E a coisa foi engrossando. O pessoal empurrava lá de trás e a gente de cara com os cavalos, os cacetes e os escudos do choque. A gente segura no cordão e empurrava de volta pra trás. A polícia estava muito calma pro meu gosto. Simplesmente assistiam (você pode achar isso comum, hoje, na época não era nem um pouco comum). Provavelmente, achavam que estava sob controle, já que os cavalos intimidaram muita gente, que começou a ir embora.
Mas, tem sempre o “de repente”, não é? Pois então: de repente, veio uma onda mais forte lá de trás e muitos dos que estavam espremidos no cordão foram “cuspidos” em direção aos policiais. E o pau quebrou.
O choque baixou o cacete nos que tentavam correr pela Álvares Cabral abaixo. Os que estavam a cavalo, jogavam os cavalos contra os caras e o cacete gigante comia. Eu achei que tentar correr paralelamente aos policiais era pior, e o melhor era tentar entrar multidão adentro, empurrando o povo que também tentava sair dali.
Daí, dei as costas para os policiais e ajudei os caras e abrir caminho no meio da galera. E foi aí que me pegaram.
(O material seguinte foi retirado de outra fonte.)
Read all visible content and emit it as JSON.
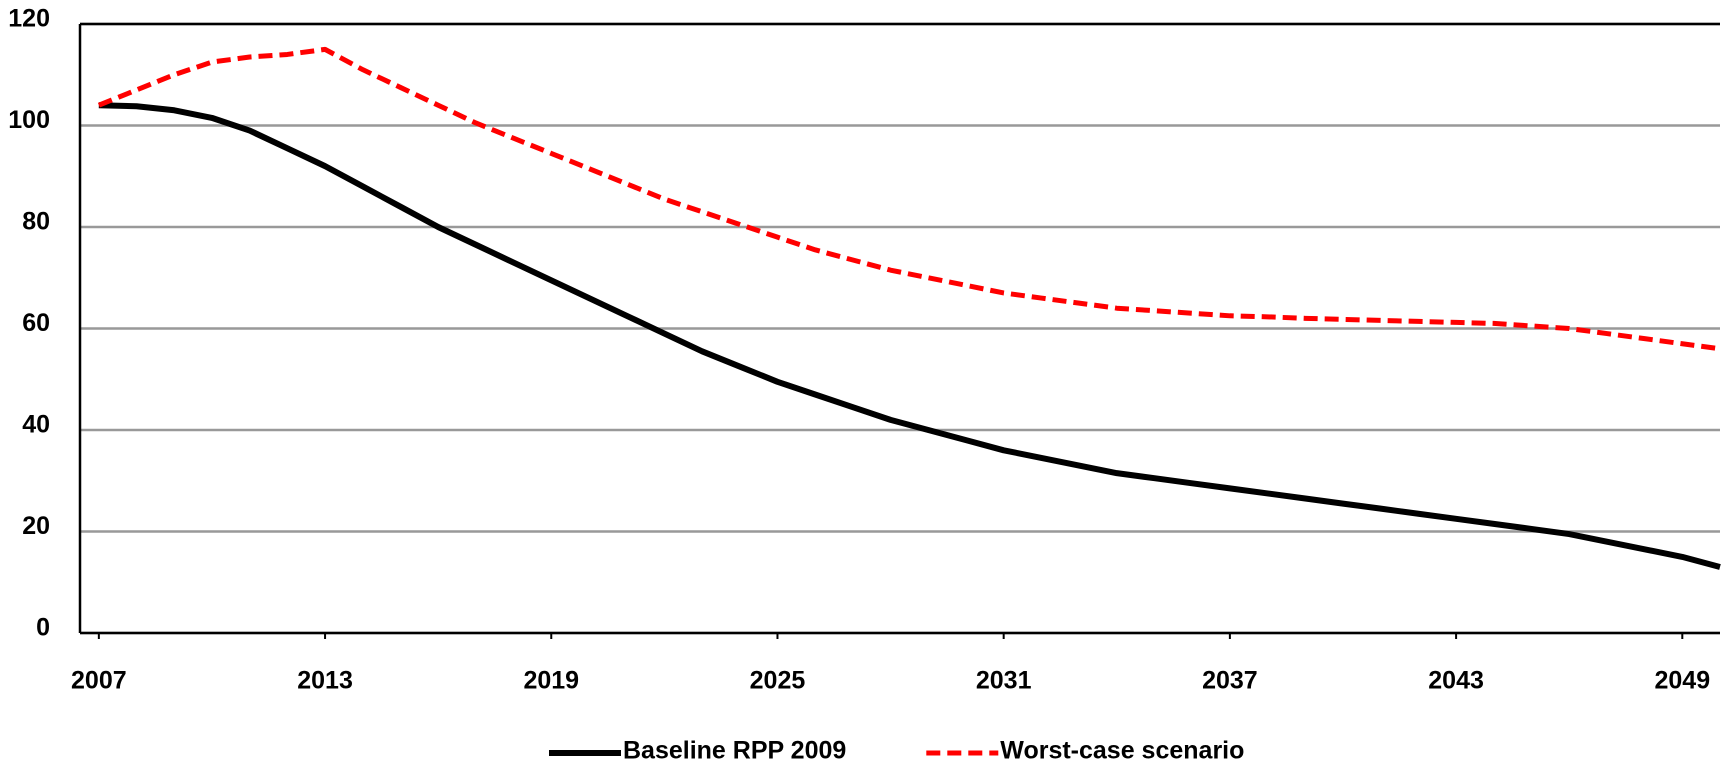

Tomei um choque do maldito cacete elétrico bem no meio das costas. A coisa ardeu horrores, Parecia que alguém tinha me encostado um cigarro aceso nas costas. Empurrei com mais força, vi um espaço  e me enfiei nele. Acabei saindo na esquina da rua da Bahia, com aquele negócio ainda doendo muito. Continuei correndo. Desci a rua lateral até a rua Goiás, passei ainda correndo pela Boa Viagem e continuei correndo até a Afonso Pena, em frente ao Palácio da Artes.
Entrei no Parque Municipal, pela portaria lá de cima, em frente à Faculdade de Ciências Médicas. Ali, estava tudo tranquilo. Então, tirei a camisa, evitando encostar no que eu imaginava que era uma ferida, já que ainda ardia muito. Olhei a camisa: ela estava com uma marca de queimado, entre as omoplatas. E furada, no lugar. Fiquei indignado: eu adorava aquela camisa.
Peguei o ônibus, fui para casa. Passei uma pomada contra queimaduras no lugar e sumi com a camisa, para que minha mãe não perguntasse como é que eu a tinha estragado.
Eu me perguntava se o Congresso Nacional valia aquela queimadura. Anos depois, quando o Congresso votou a eleição de Tancredo o que significou o fim do Regime Militar, pensei que sim, que valia a pena: ruim com o Congresso, pior sem ele. Qualquer Congresso Nacional é sempre muito melhor que nenhum Congresso Nacional - a outra opção é algum “Salvador da Pátria” governando sozinho.
Mas, o ano ainda não tinha terminado. Estávamos em Abril, e viveríamos coisa muito pior, dois meses depois.